Wild Bil Hickok was one of the most legendary characters in the American West and his death has lived on for years in popular culture. He was a well-known gambler, enjoying poker, while also being better known as a Civil War soldier, US Marshall and all around gunman. His gun fighting is the stuff of legend as he is rumored to have killed many famous gunmen in gun fights. Although some say that he only managed to kill six or seven people. Either way, his legend has grown and the poker hand he was holding at the time of his death only add to his mystique.

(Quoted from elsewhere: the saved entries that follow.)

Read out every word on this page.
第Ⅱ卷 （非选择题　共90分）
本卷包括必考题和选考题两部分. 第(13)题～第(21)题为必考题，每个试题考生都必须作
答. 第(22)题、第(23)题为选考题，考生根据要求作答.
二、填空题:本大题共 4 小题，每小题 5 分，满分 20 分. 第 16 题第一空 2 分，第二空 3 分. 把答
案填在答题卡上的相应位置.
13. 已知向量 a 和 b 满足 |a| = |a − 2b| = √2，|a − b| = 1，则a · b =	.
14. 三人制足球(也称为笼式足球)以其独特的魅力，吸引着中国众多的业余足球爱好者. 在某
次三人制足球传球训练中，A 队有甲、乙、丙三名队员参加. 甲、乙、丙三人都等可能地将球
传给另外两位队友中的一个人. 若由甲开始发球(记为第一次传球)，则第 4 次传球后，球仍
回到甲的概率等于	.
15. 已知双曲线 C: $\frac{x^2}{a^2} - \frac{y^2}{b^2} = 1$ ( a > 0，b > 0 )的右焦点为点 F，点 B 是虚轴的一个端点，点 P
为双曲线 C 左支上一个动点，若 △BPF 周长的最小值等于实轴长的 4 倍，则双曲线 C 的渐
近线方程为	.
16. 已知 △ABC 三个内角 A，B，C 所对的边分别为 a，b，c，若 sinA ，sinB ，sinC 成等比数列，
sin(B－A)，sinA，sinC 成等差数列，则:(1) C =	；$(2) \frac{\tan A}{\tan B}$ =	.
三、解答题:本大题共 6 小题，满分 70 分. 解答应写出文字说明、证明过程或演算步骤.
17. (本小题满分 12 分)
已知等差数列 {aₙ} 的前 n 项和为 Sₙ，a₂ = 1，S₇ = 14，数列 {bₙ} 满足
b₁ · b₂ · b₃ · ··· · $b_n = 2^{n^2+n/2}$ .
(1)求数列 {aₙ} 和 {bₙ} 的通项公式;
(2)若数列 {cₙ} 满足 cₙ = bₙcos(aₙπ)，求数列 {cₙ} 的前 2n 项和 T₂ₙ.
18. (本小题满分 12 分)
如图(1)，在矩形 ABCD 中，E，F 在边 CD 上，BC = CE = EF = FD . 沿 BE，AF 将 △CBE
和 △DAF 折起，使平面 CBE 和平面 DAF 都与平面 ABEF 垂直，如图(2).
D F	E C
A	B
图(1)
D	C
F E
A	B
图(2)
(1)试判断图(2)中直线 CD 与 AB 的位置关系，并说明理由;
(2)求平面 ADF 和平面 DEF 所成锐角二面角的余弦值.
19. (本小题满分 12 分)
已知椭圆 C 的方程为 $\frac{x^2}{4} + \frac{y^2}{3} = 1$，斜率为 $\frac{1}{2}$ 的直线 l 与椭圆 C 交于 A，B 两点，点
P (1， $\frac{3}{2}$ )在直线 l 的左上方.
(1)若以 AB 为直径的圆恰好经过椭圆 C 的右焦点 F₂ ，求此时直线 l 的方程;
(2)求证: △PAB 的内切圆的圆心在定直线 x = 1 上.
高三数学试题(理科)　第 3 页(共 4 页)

This has never been confirmed, but the 1926 book Wild Bill Hickok: The Prince of Pistoleers by Frank Wilstach was the first place to put this information out there and the legend has only grown since then. There is some doubt to this as the book didn’t come out until close to 50 years after his death. The cards have grown in legend as his shooting at the hands of the coward Jack McCall on August 2, 1876, in Nuttal & Mann’s Saloon at Deadwood has been immortalized in film and television.
They’ve been making movies about him since 1923, a silent film, and continue to make them today as he’s been played by famous actors from Gary Cooper to Roy Rogers to Jeff Bridges. One of the most beloved portrayals and accounts of his death took place on the HBO series Deadwood where he was played by Keith Carradine.
Some say that all five cards were black, others that the fifth card (the kicker) was a ten, not a queen. The cards were allegedly retrieved after the shooting by a man named Neil Christy who would later give them to his son. The cards, according to his account, were the ace of diamonds, ace of clubs; two black eights and the queen of hearts.
This term is also used for a hand that is very good, but not a winner. It’s earliest mention was in a 1903 Encyclopaedia of Superstitions, Folklore, and the Occult Sciences where they referred to the dead man’s hand as Jacks and Sevens.
Whether the Aces and Eights were in Wild Bill’s hand or not is unimportant now as the hand has grown into a life of it’s own. It’s been used by TNA Wrestling for the moniker of one of their top heel groups, Aces and Eights, a collection of bad guy wrestlers who acted like they were on Sons of Anarchy. It’s also been used by the Homicide division in Las Vegas, the LAPD CRASH squad and others as their insignia.